The problem is, we're not really paying attention, Bitar declared, even when we're warned in no uncertain terms. He pointed to a Wired article (http://www.wired.com/threatlevel/2012/03/ff_nsadatacenter/) by James Bamford published in 2012 entitled "The NSA Is Building the Country's Biggest Spy Center (Watch What You Say)," which quoted an unnamed U.S. intelligence official: "Everybody's a target; everybody with communication is a target."
"We were explicitly told that we would be spied upon," Bitar said. "There are data centers and data closets all over the world collecting an unprecedented amount of our personal information…. We now know with stunning clarity how deeply our privacy is being invaded.
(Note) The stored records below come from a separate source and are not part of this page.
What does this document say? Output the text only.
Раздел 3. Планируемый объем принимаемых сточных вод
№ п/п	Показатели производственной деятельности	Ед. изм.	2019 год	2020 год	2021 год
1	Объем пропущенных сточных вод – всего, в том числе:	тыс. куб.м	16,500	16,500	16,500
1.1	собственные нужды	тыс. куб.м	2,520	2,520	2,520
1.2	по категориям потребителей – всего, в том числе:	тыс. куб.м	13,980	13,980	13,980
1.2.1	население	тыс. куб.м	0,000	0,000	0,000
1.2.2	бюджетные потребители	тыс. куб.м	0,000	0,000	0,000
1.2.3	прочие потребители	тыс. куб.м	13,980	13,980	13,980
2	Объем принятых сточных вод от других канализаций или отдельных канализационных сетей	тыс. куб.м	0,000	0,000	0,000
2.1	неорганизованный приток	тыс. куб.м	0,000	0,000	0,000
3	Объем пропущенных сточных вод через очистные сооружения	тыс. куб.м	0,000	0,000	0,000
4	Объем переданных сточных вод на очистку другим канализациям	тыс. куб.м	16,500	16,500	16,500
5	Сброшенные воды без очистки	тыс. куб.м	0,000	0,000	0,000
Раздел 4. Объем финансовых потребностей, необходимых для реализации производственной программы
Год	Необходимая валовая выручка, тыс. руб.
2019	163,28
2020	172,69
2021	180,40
What's really changing?"
Not that we would sit still for everything, Bitar allowed. Threats to families and livelihoods never fail to move people to action. If Edward Snowden's NSA revelations had raised our taxes, he argued, there would have been rioting in the streets. But it's "high time" that we added our information to that very short list of things we truly care about.
We are now facing the unintended consequences of our response to 911, he said, which, among other things, fueled a well-meaning U.S. government to build an information collection system "the like of which the world has never seen."
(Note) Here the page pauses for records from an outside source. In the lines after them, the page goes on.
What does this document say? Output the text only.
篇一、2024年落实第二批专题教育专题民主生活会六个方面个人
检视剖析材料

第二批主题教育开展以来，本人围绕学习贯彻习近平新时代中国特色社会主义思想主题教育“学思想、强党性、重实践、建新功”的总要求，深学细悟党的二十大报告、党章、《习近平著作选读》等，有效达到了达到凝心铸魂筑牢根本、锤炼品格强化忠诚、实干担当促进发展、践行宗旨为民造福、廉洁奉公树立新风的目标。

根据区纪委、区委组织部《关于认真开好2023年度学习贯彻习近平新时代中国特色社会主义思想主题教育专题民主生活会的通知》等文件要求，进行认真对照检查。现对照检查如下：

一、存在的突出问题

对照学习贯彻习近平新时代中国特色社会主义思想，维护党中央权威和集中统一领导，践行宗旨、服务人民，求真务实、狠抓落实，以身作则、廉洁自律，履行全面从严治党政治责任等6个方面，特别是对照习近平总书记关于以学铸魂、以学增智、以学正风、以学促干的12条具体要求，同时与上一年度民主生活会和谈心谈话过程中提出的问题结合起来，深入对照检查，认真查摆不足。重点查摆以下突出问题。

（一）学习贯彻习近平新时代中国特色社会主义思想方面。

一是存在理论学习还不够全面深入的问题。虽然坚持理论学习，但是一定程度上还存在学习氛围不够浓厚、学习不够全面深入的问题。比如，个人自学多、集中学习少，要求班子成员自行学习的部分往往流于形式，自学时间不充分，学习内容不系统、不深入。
"Fast forward to today, and we have direct evidence of the depth and breadth of this information collection," he said. "The meta data of our phone calls. Backdoor access to systems. Deciphering encryption keys. Spying on companies. Spying on everyone!"
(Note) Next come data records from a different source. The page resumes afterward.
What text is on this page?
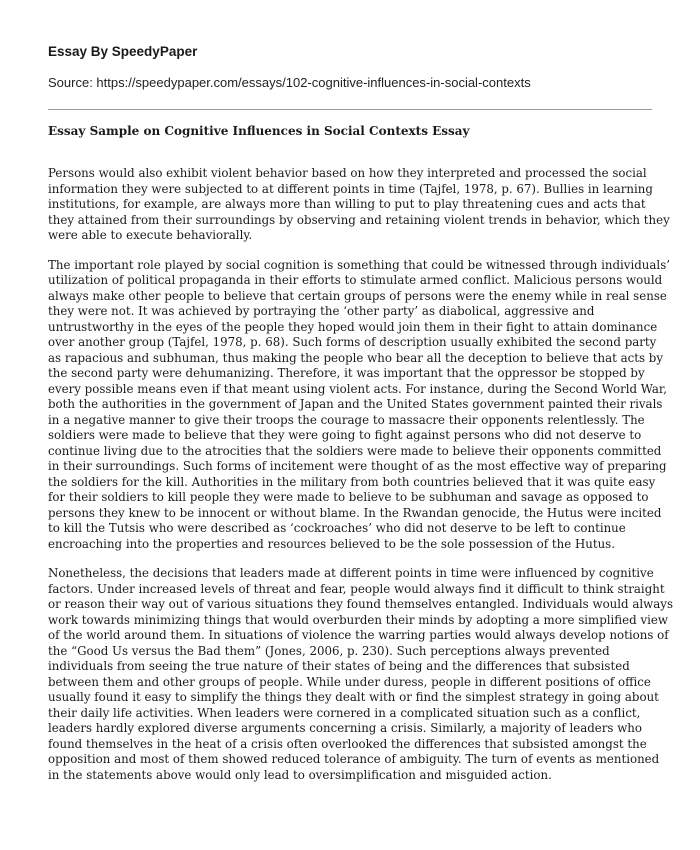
Essay By SpeedyPaper
Source: https://speedypaper.com/essays/102-cognitive-influences-in-social-contexts
Essay Sample on Cognitive Influences in Social Contexts Essay

Persons would also exhibit violent behavior based on how they interpreted and processed the social information they were subjected to at different points in time (Tajfel, 1978, p. 67). Bullies in learning institutions, for example, are always more than willing to put to play threatening cues and acts that they attained from their surroundings by observing and retaining violent trends in behavior, which they were able to execute behaviorally.

The important role played by social cognition is something that could be witnessed through individuals’ utilization of political propaganda in their efforts to stimulate armed conflict. Malicious persons would always make other people to believe that certain groups of persons were the enemy while in real sense they were not. It was achieved by portraying the ‘other party’ as diabolical, aggressive and untrustworthy in the eyes of the people they hoped would join them in their fight to attain dominance over another group (Tajfel, 1978, p. 68). Such forms of description usually exhibited the second party as rapacious and subhuman, thus making the people who bear all the deception to believe that acts by the second party were dehumanizing. Therefore, it was important that the oppressor be stopped by every possible means even if that meant using violent acts. For instance, during the Second World War, both the authorities in the government of Japan and the United States government painted their rivals in a negative manner to give their troops the courage to massacre their opponents relentlessly. The soldiers were made to believe that they were going to fight against persons who did not deserve to continue living due to the atrocities that the soldiers were made to believe their opponents committed in their surroundings. Such forms of incitement were thought of as the most effective way of preparing the soldiers for the kill. Authorities in the military from both countries believed that it was quite easy for their soldiers to kill people they were made to believe to be subhuman and savage as opposed to persons they knew to be innocent or without blame. In the Rwandan genocide, the Hutus were incited to kill the Tutsis who were described as ‘cockroaches’ who did not deserve to be left to continue encroaching into the properties and resources believed to be the sole possession of the Hutus.

Nonetheless, the decisions that leaders made at different points in time were influenced by cognitive factors. Under increased levels of threat and fear, people would always find it difficult to think straight or reason their way out of various situations they found themselves entangled. Individuals would always work towards minimizing things that would overburden their minds by adopting a more simplified view of the world around them. In situations of violence the warring parties would always develop notions of the “Good Us versus the Bad them” (Jones, 2006, p. 230). Such perceptions always prevented individuals from seeing the true nature of their states of being and the differences that subsisted between them and other groups of people. While under duress, people in different positions of office usually found it easy to simplify the things they dealt with or find the simplest strategy in going about their daily life activities. When leaders were cornered in a complicated situation such as a conflict, leaders hardly explored diverse arguments concerning a crisis. Similarly, a majority of leaders who found themselves in the heat of a crisis often overlooked the differences that subsisted amongst the opposition and most of them showed reduced tolerance of ambiguity. The turn of events as mentioned in the statements above would only lead to oversimplification and misguided action.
We should also be concerned (if not actually freaking out) about the changing threat landscape, he said. The past five years have seen attacks against nuclear sites, power grids, and the intellectual property of companies by hactivists, thieves, and increasingly nations seeking to exploit weaknesses in the "cyberfabric" of other nations. Government officials have voiced concerns that cyber attacks might now pose a greater threat than terrorism.
In fact, a cyber attack could, he asserted, lead to actual war.
"If an enemy shot down one of our passenger airliners, we would go to war," he said. "If a nation state compromised our air traffic control system and two passenger airliners collided, would we not also go to war?"
It took him a while to get there, but Bitar finally arrived at his call to action.
"Our information is being stolen," he said. "As individuals and citizens, we should be truly outraged -- not first-world outraged. The time for apathy is over. We cannot go on the offensive and hack back; we would lose the moral high ground. But we can no longer remain passive. It's time for a new type of defense, an active defense that disrupts the economics of hacking and challenges convention, a type of defense that interferes with the attackers, that breaks algorithms, that disrupts data collection. It's time for all of us to turn the tables on the attackers."
Bitar's concerns are not new, of course, and he offered no specific solutions. But his effort to create a kind of historical context for the current state of affairs in the world of cyber security was engaging, and his unvarnished outrage was refreshing. He didn't set himself on fire, so I'm not sure whether he could be faulted for expressing First World Outrage, but judging by the audience response to his talk, I suspect that he might have lit a fire under at least a few attendees.